„Hoffnung liegt auf der nächsten deutschen Bundesregierung“
Küpper: Wer müsste denn da aktiv werden?
Knaus: Eine große Hoffnung liegt auf jeden Fall auf der nächsten deutschen Bundesregierung. Deutschland hat in den letzten Jahren sehr vielen Menschen Schutz geboten. Das waren Ausnahmejahre, das war eine große Herausforderung. Wenn Deutschland jetzt sagen würde, man nimmt, sagen wir, jedes Jahr 40.000 Flüchtlinge auf in einem Resettlement-Programm, dann wäre das sehr viel weniger als in den letzten Jahren spontan kamen. Wenn Deutschland aber Frankreich und andere Europäer überzeugt und sich mit Kanada und den Vereinigten Staaten unter Präsident Biden zusammentut, dann wäre man schnell bei 250.000 bis 300.000 Flüchtlingen, die jedes Jahr, ohne ihr Leben zu riskieren, Schutz erhielten.
Das könnte man ausbauen, wenn da eine deutsche Bundesregierung vorangeht, gleichzeitig sagt, man will die lebensgefährliche irreguläre Migration reduzieren, allerdings ohne sich auf libysche Milizen zu stützen, aber durch Kooperation mit Herkunftsländern oder Transitländern, denen etwas anbieten, dafür nehmen die Leute zurück, die irregulär kommen.
Das Ziel muss sein, dass die, die Schutz brauchen, weltweit nicht vor verschlossenen Grenzen stehen und dass die Staaten, denen das ein Anliegen ist, sich hier weltweit engagieren. Ich glaube, die nächste deutsche Bundesregierung könnte hier wirklich ein Zeichen setzen, gemeinsam mit Verbündeten. Es gibt natürlich zum Glück noch andere Demokratien. Kanada ist ein Beispiel. Schweden ist ein Beispiel. Dort werden jedes Jahr 5.000 Menschen durch Resettlement aufgenommen, so viele wie in Deutschland, obwohl Deutschland achtmal größer ist.

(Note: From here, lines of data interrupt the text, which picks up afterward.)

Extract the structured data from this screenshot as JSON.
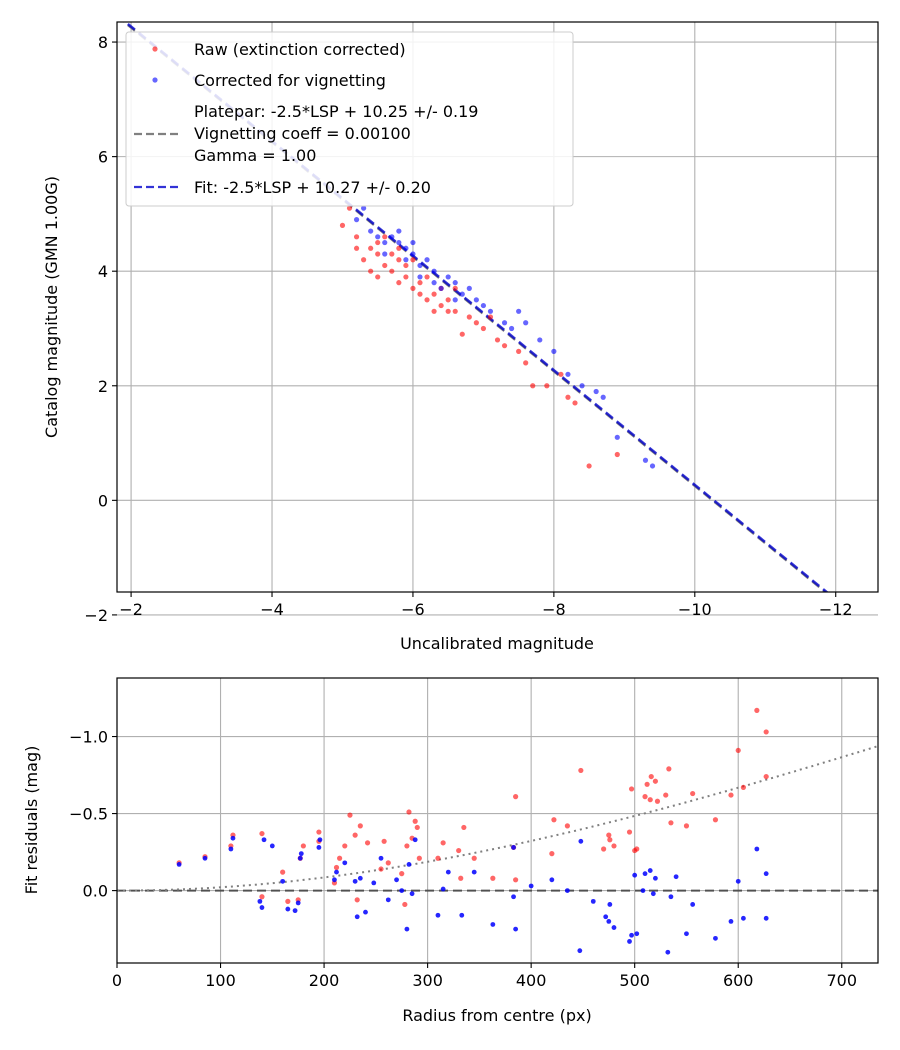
{
  "chart_data": [
    {
      "type": "scatter",
      "xlabel": "Uncalibrated magnitude",
      "ylabel": "Catalog magnitude (GMN 1.00G)",
      "xlim": [
        -1.8,
        -12.6
      ],
      "ylim": [
        8.35,
        -1.6
      ],
      "xticks": [
        -2,
        -4,
        -6,
        -8,
        -10,
        -12
      ],
      "xtick_labels": [
        "−2",
        "−4",
        "−6",
        "−8",
        "−10",
        "−12"
      ],
      "yticks": [
        -2,
        0,
        2,
        4,
        6,
        8
      ],
      "ytick_labels": [
        "−2",
        "0",
        "2",
        "4",
        "6",
        "8"
      ],
      "grid": true,
      "legend_position": "upper-left",
      "legend": {
        "raw": "Raw (extinction corrected)",
        "corrected": "Corrected for vignetting",
        "platepar_lines": [
          "Platepar: -2.5*LSP + 10.25 +/- 0.19",
          "Vignetting coeff = 0.00100",
          "Gamma = 1.00"
        ],
        "fit": "Fit: -2.5*LSP + 10.27 +/- 0.20"
      },
      "colors": {
        "raw": "#ff0000",
        "corrected": "#0000ff",
        "platepar": "#808080",
        "fit": "#0000cc"
      },
      "lines": [
        {
          "name": "platepar",
          "slope": 1.0,
          "intercept": 10.25,
          "style": "dashed"
        },
        {
          "name": "fit",
          "slope": 1.0,
          "intercept": 10.27,
          "style": "dashed"
        }
      ],
      "series": [
        {
          "name": "Raw (extinction corrected)",
          "points": [
            [
              -8.5,
              0.6
            ],
            [
              -8.9,
              0.8
            ],
            [
              -7.7,
              2.0
            ],
            [
              -7.9,
              2.0
            ],
            [
              -8.2,
              1.8
            ],
            [
              -8.3,
              1.7
            ],
            [
              -8.1,
              2.2
            ],
            [
              -7.6,
              2.4
            ],
            [
              -7.2,
              2.8
            ],
            [
              -7.0,
              3.0
            ],
            [
              -6.8,
              3.2
            ],
            [
              -6.6,
              3.3
            ],
            [
              -6.5,
              3.3
            ],
            [
              -6.7,
              2.9
            ],
            [
              -6.4,
              3.4
            ],
            [
              -6.2,
              3.5
            ],
            [
              -6.0,
              3.7
            ],
            [
              -5.8,
              3.8
            ],
            [
              -5.5,
              3.9
            ],
            [
              -5.4,
              4.0
            ],
            [
              -5.7,
              4.0
            ],
            [
              -5.9,
              3.9
            ],
            [
              -6.1,
              3.6
            ],
            [
              -6.3,
              3.6
            ],
            [
              -6.6,
              3.7
            ],
            [
              -5.3,
              4.2
            ],
            [
              -5.5,
              4.5
            ],
            [
              -5.2,
              4.6
            ],
            [
              -5.6,
              4.1
            ],
            [
              -5.0,
              4.8
            ],
            [
              -5.1,
              5.1
            ],
            [
              -6.0,
              4.2
            ],
            [
              -6.2,
              3.9
            ],
            [
              -5.7,
              4.3
            ],
            [
              -5.8,
              4.4
            ],
            [
              -6.5,
              3.5
            ],
            [
              -6.9,
              3.1
            ],
            [
              -7.3,
              2.7
            ],
            [
              -7.5,
              2.6
            ],
            [
              -5.4,
              4.4
            ],
            [
              -5.9,
              4.1
            ],
            [
              -6.1,
              3.8
            ],
            [
              -5.6,
              4.6
            ],
            [
              -5.8,
              4.2
            ],
            [
              -6.4,
              3.7
            ],
            [
              -7.1,
              3.2
            ],
            [
              -6.3,
              3.3
            ],
            [
              -5.5,
              4.3
            ],
            [
              -5.2,
              4.4
            ]
          ]
        },
        {
          "name": "Corrected for vignetting",
          "points": [
            [
              -9.4,
              0.6
            ],
            [
              -9.3,
              0.7
            ],
            [
              -8.9,
              1.1
            ],
            [
              -8.7,
              1.8
            ],
            [
              -8.6,
              1.9
            ],
            [
              -8.4,
              2.0
            ],
            [
              -8.0,
              2.6
            ],
            [
              -7.8,
              2.8
            ],
            [
              -7.4,
              3.0
            ],
            [
              -7.5,
              3.3
            ],
            [
              -7.1,
              3.3
            ],
            [
              -6.9,
              3.5
            ],
            [
              -6.8,
              3.7
            ],
            [
              -6.6,
              3.8
            ],
            [
              -6.5,
              3.9
            ],
            [
              -6.3,
              4.0
            ],
            [
              -6.1,
              4.1
            ],
            [
              -6.0,
              4.3
            ],
            [
              -5.9,
              4.4
            ],
            [
              -5.8,
              4.5
            ],
            [
              -5.6,
              4.5
            ],
            [
              -5.5,
              4.6
            ],
            [
              -5.4,
              4.7
            ],
            [
              -5.3,
              5.1
            ],
            [
              -5.2,
              4.9
            ],
            [
              -6.2,
              4.2
            ],
            [
              -6.4,
              3.7
            ],
            [
              -6.7,
              3.6
            ],
            [
              -7.0,
              3.4
            ],
            [
              -7.3,
              3.1
            ],
            [
              -6.0,
              4.5
            ],
            [
              -5.7,
              4.6
            ],
            [
              -5.9,
              4.2
            ],
            [
              -6.3,
              3.8
            ],
            [
              -7.6,
              3.1
            ],
            [
              -8.2,
              2.2
            ],
            [
              -6.6,
              3.5
            ],
            [
              -5.6,
              4.3
            ],
            [
              -5.8,
              4.7
            ],
            [
              -6.1,
              3.9
            ]
          ]
        }
      ]
    },
    {
      "type": "scatter",
      "xlabel": "Radius from centre (px)",
      "ylabel": "Fit residuals (mag)",
      "xlim": [
        0,
        735
      ],
      "ylim": [
        -1.38,
        0.47
      ],
      "xticks": [
        0,
        100,
        200,
        300,
        400,
        500,
        600,
        700
      ],
      "xtick_labels": [
        "0",
        "100",
        "200",
        "300",
        "400",
        "500",
        "600",
        "700"
      ],
      "yticks": [
        0.0,
        -0.5,
        -1.0
      ],
      "ytick_labels": [
        "0.0",
        "−0.5",
        "−1.0"
      ],
      "grid": true,
      "reference_lines": [
        {
          "name": "zero",
          "value": 0.0,
          "style": "dashed",
          "color": "#404040"
        },
        {
          "name": "vignetting-model",
          "coeff": 0.001,
          "style": "dotted",
          "color": "#808080"
        }
      ],
      "series": [
        {
          "name": "Raw (extinction corrected)",
          "color": "#ff0000",
          "points": [
            [
              60,
              -0.18
            ],
            [
              85,
              -0.22
            ],
            [
              110,
              -0.29
            ],
            [
              112,
              -0.36
            ],
            [
              140,
              -0.37
            ],
            [
              140,
              0.04
            ],
            [
              160,
              -0.12
            ],
            [
              165,
              0.07
            ],
            [
              175,
              0.06
            ],
            [
              177,
              -0.21
            ],
            [
              180,
              -0.29
            ],
            [
              195,
              -0.32
            ],
            [
              195,
              -0.38
            ],
            [
              210,
              -0.05
            ],
            [
              212,
              -0.15
            ],
            [
              215,
              -0.21
            ],
            [
              220,
              -0.29
            ],
            [
              225,
              -0.49
            ],
            [
              230,
              -0.36
            ],
            [
              232,
              0.06
            ],
            [
              235,
              -0.42
            ],
            [
              242,
              -0.31
            ],
            [
              255,
              -0.14
            ],
            [
              258,
              -0.32
            ],
            [
              262,
              -0.18
            ],
            [
              275,
              -0.11
            ],
            [
              278,
              0.09
            ],
            [
              280,
              -0.29
            ],
            [
              282,
              -0.51
            ],
            [
              285,
              -0.34
            ],
            [
              288,
              -0.45
            ],
            [
              290,
              -0.41
            ],
            [
              292,
              -0.21
            ],
            [
              310,
              -0.21
            ],
            [
              315,
              -0.31
            ],
            [
              330,
              -0.26
            ],
            [
              332,
              -0.08
            ],
            [
              335,
              -0.41
            ],
            [
              345,
              -0.21
            ],
            [
              363,
              -0.08
            ],
            [
              383,
              -0.28
            ],
            [
              385,
              -0.61
            ],
            [
              385,
              -0.07
            ],
            [
              420,
              -0.24
            ],
            [
              422,
              -0.46
            ],
            [
              435,
              -0.42
            ],
            [
              448,
              -0.78
            ],
            [
              470,
              -0.27
            ],
            [
              475,
              -0.36
            ],
            [
              476,
              -0.33
            ],
            [
              480,
              -0.29
            ],
            [
              495,
              -0.38
            ],
            [
              497,
              -0.66
            ],
            [
              500,
              -0.26
            ],
            [
              502,
              -0.27
            ],
            [
              510,
              -0.61
            ],
            [
              512,
              -0.69
            ],
            [
              515,
              -0.59
            ],
            [
              516,
              -0.74
            ],
            [
              520,
              -0.71
            ],
            [
              522,
              -0.58
            ],
            [
              530,
              -0.62
            ],
            [
              533,
              -0.79
            ],
            [
              535,
              -0.44
            ],
            [
              550,
              -0.42
            ],
            [
              556,
              -0.63
            ],
            [
              578,
              -0.46
            ],
            [
              593,
              -0.62
            ],
            [
              600,
              -0.91
            ],
            [
              605,
              -0.67
            ],
            [
              618,
              -1.17
            ],
            [
              627,
              -0.74
            ],
            [
              627,
              -1.03
            ]
          ]
        },
        {
          "name": "Corrected for vignetting",
          "color": "#0000ff",
          "points": [
            [
              60,
              -0.17
            ],
            [
              85,
              -0.21
            ],
            [
              110,
              -0.27
            ],
            [
              112,
              -0.34
            ],
            [
              138,
              0.07
            ],
            [
              140,
              0.11
            ],
            [
              142,
              -0.33
            ],
            [
              150,
              -0.29
            ],
            [
              160,
              -0.06
            ],
            [
              165,
              0.12
            ],
            [
              172,
              0.13
            ],
            [
              175,
              0.08
            ],
            [
              177,
              -0.21
            ],
            [
              178,
              -0.24
            ],
            [
              195,
              -0.28
            ],
            [
              196,
              -0.33
            ],
            [
              210,
              -0.07
            ],
            [
              212,
              -0.12
            ],
            [
              220,
              -0.18
            ],
            [
              230,
              -0.06
            ],
            [
              232,
              0.17
            ],
            [
              235,
              -0.08
            ],
            [
              240,
              0.14
            ],
            [
              248,
              -0.05
            ],
            [
              255,
              -0.21
            ],
            [
              262,
              0.06
            ],
            [
              270,
              -0.07
            ],
            [
              275,
              0.0
            ],
            [
              280,
              0.25
            ],
            [
              282,
              -0.17
            ],
            [
              285,
              0.02
            ],
            [
              288,
              -0.33
            ],
            [
              310,
              0.16
            ],
            [
              315,
              -0.01
            ],
            [
              320,
              -0.12
            ],
            [
              333,
              0.16
            ],
            [
              345,
              -0.12
            ],
            [
              363,
              0.22
            ],
            [
              383,
              0.04
            ],
            [
              385,
              0.25
            ],
            [
              400,
              -0.03
            ],
            [
              420,
              -0.07
            ],
            [
              435,
              0.0
            ],
            [
              447,
              0.39
            ],
            [
              448,
              -0.32
            ],
            [
              460,
              0.07
            ],
            [
              472,
              0.17
            ],
            [
              475,
              0.2
            ],
            [
              476,
              0.09
            ],
            [
              480,
              0.24
            ],
            [
              495,
              0.33
            ],
            [
              497,
              0.29
            ],
            [
              500,
              -0.1
            ],
            [
              502,
              0.28
            ],
            [
              508,
              0.0
            ],
            [
              510,
              -0.11
            ],
            [
              515,
              -0.13
            ],
            [
              518,
              0.02
            ],
            [
              520,
              -0.08
            ],
            [
              532,
              0.4
            ],
            [
              535,
              0.04
            ],
            [
              540,
              -0.09
            ],
            [
              550,
              0.28
            ],
            [
              556,
              0.09
            ],
            [
              578,
              0.31
            ],
            [
              593,
              0.2
            ],
            [
              600,
              -0.06
            ],
            [
              605,
              0.18
            ],
            [
              618,
              -0.27
            ],
            [
              627,
              0.18
            ],
            [
              627,
              -0.11
            ],
            [
              383,
              -0.28
            ]
          ]
        }
      ]
    }
  ]
}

„In der Türkei droht die Stimmung zu kippen“
Küpper: Schauen wir noch auf die aktuelle Situation, auf die aktuellen Herausforderungen. Ich habe es bereits angesprochen, das EU-Türkei-Abkommen aus dem Jahre 2016, Geld, auch Hilfe gegen Kontrolle von Flüchtlingen. So lautet ja in etwa der Deal. Das ganze basierte damals auf den Flüchtlingsbewegungen vor allem aus Syrien. Jetzt droht auch in Afghanistan eine ähnliche Lage. Wie belastbar ist das Ganze, oder wie wird sich das Ihrer Prognose nach entwickeln?
Knaus: Die erste Frage – und Sie haben es ja auch angedeutet –, es ging tatsächlich darum, Hilfe für das Erstaufnahmeland Türkei zu mobilisieren. Denn von den zehn Millionen zusätzlichen Flüchtlingen in den letzten zehn Jahren weltweit, die aufgenommen wurden, wurde ein Drittel in der Türkei aufgenommen. Dieses eine Land hat ein Drittel allen Flüchtlingsschutzes geboten, weltweit in den letzten zehn Jahren.